In his first season as a United manager, Mourinho achieved a miserly 6th place, but was granted Champions League qualification through virtue of winning the Europa league, the first year the rule had been put in place. Further improvements were to be found in his sophomore with a solid second. However, now in his third season, the Portuguese and his side find themselves falling further and further behind the rampaging leading pack, which a point against a struggling Eagles side did nothing to help.
In 2013/14, which began with Moysey and eventually ended with Giggsy, United recorded their worst ever finish in the Premier League era.

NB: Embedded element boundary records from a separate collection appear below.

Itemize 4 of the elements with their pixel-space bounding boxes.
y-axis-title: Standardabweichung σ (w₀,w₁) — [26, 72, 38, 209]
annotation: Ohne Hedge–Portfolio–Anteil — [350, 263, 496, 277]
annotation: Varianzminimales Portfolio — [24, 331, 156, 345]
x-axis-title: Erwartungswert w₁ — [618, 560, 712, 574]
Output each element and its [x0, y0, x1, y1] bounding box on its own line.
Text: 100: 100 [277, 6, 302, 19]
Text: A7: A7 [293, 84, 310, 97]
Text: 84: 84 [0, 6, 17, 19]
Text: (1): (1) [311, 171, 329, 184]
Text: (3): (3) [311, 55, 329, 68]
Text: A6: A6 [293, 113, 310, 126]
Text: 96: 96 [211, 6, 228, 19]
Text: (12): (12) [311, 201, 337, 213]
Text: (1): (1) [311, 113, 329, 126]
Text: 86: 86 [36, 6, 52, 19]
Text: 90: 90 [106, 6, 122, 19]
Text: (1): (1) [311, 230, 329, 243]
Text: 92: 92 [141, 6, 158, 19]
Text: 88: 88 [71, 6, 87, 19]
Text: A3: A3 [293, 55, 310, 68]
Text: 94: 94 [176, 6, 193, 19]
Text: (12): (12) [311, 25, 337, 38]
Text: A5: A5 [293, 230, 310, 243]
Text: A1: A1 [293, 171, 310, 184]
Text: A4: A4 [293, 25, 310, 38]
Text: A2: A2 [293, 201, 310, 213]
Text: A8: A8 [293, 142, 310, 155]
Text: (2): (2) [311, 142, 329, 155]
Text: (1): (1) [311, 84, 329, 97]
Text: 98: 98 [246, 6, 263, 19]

The Scotsman was eventually sacked with three games remaining on 22nd April 2014, following a 2-0 loss at Goodison to his old club Everton the preceding Sunday, completing a league double for the Toffees. The previous December, Everton - under the guidance of Roberto Martinez - registered their first win at Manchester United in 21 years, compounding the misery for Moyes who had failed to do so throughout his 11-year tenure on Merseyside.
Now, the slightly different standings in the two tables - separated by the five years - might have gone some way to disguise Mourinho’s failings. United are currently seventh, seven points from a European spot but an astonishing 14 points adrift off leaders Manchester City - remember, it’s not even December yet.
After 13 games under Moyes, United had a goal difference of plus five and an extra point on Mourinho’s current crop, suffering three losses compared to this season’s four. Currently United have a goal difference of -1.
At this point of the season, Moyes’ side were nestled in eighth, behind Newcastle United and Southampton.
Saints are United’s next opponents and should the beleaguered Mark Hughes pull off a shock result (a loss at Craven Cottage this weekend dropped the south-coast side into the relegation zone) then the two United managerial records are sure to be put up against each other further.
If United do lose at St.Mary’s, either Leicester or Watford take maximum points at the King Power Stadium and Bournemouth beat Manchester City at the Etihad - as improbable as that may seem - then the Red Devils would drop to the lowly ninth position seen after 14 games in winter 2013.
United finished the 2013/14 season on 64 points; 19 wins, seven draws, and the most losses (12) in their PL history, as well as humiliatingly witnessing two of their fiercest rivals, Liverpool and Manchester City, go toe to toe for the title, eventually won by the latter.
This season, in theory, for United to win the Premier League they would have need for City to produce results that equate to five losses - or 15 dropped points, whilst winning all of their own.
Unbeaten so far this campaign, last season City lost just two.